Streaming on MUBI India, Australian director David Easteal’s hauntingly relatable film, The Plains, is a daring piece of art that smashes the boundary between documentary and fiction
Last Updated: 12.09 PM, May 06, 2023
STORY: A middle-aged lawyer’s daily commute back home after work forms the premise of this unique narrative that draws your attention to the regular vistas of Melbourne, talkback radio and mundane conversations, almost in equal measure.
REVIEW: Most often when we speak of our desire to get lost in the mundane, it’s probably about stepping back from the daily drill and staring at the clouds passing by. But what are the odds of you getting increasingly intrigued by the commute of a 50-something office-goer, when all you get to see is the back of his head and hear only his side of the conversation, as he speaks to his ailing mother and ageing wife? Almost none? Then, grab a seat and watch The Plains on MUBI. Australian filmmaker David Easteal’s hauntingly relatable gem of an art dishes out what can be described as one of the most extraordinary road movies ever made that slyly shatters the boundary between a documentary and a feature film.

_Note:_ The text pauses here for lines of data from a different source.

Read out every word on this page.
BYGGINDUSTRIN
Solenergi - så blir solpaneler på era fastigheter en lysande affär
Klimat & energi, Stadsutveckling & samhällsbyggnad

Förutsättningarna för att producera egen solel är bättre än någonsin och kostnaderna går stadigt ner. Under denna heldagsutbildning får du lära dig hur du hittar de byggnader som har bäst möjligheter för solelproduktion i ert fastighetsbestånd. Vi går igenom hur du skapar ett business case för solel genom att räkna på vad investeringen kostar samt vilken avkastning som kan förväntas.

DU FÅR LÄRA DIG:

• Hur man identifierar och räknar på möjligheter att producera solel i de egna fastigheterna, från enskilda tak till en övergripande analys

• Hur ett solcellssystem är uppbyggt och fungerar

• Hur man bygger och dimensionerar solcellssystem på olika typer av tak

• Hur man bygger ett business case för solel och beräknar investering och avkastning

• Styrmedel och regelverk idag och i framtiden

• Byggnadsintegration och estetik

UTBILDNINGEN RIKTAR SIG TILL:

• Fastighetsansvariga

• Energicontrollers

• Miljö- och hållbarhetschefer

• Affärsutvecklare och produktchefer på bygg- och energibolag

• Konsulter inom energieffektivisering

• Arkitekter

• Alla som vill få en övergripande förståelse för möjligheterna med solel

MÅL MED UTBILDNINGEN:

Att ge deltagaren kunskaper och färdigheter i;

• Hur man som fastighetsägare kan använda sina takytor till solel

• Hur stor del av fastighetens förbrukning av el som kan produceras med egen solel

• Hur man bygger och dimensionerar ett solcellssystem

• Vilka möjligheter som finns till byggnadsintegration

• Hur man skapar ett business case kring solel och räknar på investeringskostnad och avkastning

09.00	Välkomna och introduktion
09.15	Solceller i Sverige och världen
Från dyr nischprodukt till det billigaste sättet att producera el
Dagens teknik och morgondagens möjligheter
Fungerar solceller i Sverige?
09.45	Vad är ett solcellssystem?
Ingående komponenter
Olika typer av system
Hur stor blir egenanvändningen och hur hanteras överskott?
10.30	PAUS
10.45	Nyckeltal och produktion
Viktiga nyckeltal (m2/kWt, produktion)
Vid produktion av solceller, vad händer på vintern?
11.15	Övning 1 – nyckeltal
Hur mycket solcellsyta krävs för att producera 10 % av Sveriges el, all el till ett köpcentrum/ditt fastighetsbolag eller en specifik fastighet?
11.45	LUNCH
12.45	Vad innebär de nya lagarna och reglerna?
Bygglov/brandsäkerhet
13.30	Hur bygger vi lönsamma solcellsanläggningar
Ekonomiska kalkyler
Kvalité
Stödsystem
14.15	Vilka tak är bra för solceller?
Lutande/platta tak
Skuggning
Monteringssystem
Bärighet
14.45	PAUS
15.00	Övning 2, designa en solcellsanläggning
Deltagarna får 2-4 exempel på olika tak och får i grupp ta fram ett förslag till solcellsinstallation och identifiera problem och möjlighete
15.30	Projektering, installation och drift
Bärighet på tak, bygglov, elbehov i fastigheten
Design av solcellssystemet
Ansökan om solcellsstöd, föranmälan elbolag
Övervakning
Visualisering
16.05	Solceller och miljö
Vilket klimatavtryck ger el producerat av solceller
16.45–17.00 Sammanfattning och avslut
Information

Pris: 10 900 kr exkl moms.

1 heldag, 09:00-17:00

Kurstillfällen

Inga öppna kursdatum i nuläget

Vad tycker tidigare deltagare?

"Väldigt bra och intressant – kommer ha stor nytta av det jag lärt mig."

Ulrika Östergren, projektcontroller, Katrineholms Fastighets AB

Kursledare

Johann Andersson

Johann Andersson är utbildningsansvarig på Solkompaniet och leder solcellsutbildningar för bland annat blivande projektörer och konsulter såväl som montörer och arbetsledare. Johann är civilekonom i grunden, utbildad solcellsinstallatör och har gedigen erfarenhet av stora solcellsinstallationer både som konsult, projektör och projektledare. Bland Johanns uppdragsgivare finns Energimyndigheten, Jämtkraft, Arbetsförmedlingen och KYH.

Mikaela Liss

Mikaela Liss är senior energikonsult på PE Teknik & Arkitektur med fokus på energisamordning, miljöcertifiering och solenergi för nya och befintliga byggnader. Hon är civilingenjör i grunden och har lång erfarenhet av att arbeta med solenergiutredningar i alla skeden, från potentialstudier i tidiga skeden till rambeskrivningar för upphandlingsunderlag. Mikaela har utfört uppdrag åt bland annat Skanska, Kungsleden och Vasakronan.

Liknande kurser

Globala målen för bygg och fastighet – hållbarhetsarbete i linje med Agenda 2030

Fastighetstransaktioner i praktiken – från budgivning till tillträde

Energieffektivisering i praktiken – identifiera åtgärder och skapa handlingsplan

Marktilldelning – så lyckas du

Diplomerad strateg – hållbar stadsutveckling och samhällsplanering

Filmed almost entirely from the vantage point of a passenger in the middle of the back seat, everything about The Plains is quotidian. Yet as an audience, you derive a voyeuristic sort of an urge to eavesdrop anyway. It’s, in fact, quietly meditative. At around 5pm every day, Andrew Rakowski (playing himself) - a middle-aged lawyer working at a community legal centre in Melbourne - walks up to his car parked outside his office and drives home through the city’s outer suburbs. The talkback radio is his only companion, as he sits in silence while slowly heading out to the busy main road in peak-hour traffic. He then first gives a call to his 95-year-old mother Inga Rakowski (self), who suffers from dementia, and is now looked after at a care home, and then he calls his wife Cheri LeCornu (self), who after a long sabbatical is now trying to get back to work by taking up part-time assignments.
Occasionally, Andrew gives a lift to a younger colleague David (the director of the film), who although seems to enjoy Andrew’s company, is not much of a conversationalist himself. In their long drive back home, they do not talk much about politics, world economy or the weather. Instead, you get to hear nuggets of each other’s personal life. From Andrew’s German roots and hippie days to David’s plan to go to the US for a break, and then eventually write an exam and join the bar. Oftentimes, it’s Andrew who comes across as the more curious one among the two, but he is also someone who’s quite open about letting his co-passenger take a peek into his own whereabouts. There are times when their conversations take a subtle emotional and philosophical turn too, as they dabble in topics like staying committed to one person the entire life, letting go of the idea of having kids or the guilt of not spending enough time with parents.
There are also a few sudden cutaways in the narrative, when your focus is diverted to shaky drone footage of the vast plains in the countryside, where you suddenly meet Cheri in a few shots. But these are only taken to give you an aural perspective of Andrew’s hobby to document his leisure time with his wife at the farm, which has alluvial soil and a dried up lake. While you try to decipher what you see in those clips, you are brought back to the back of a car, and fed on more prosaic commute conversation. And this goes on for three hours!
A curiously innovative and daring piece of experimental cinema, The Plains tricks you to observe, listen and be intrigued. The film breaks the monotony of the usual components of a structural narrative - plot, attraction, theme, acting and climax - with a seemingly dull but profound style of storytelling.
VERDICT: Neither documentary nor fiction, The Plains is a cinematic wonder, no less. David Easteal - who is also known for his movies Monaco (2015) and You or Me (2007) - reinvents the idea of setting an entire film inside a car. And it clicks! An exceptional style of narrative dovetailed by non-actors, you must hitch a ride on this road movie.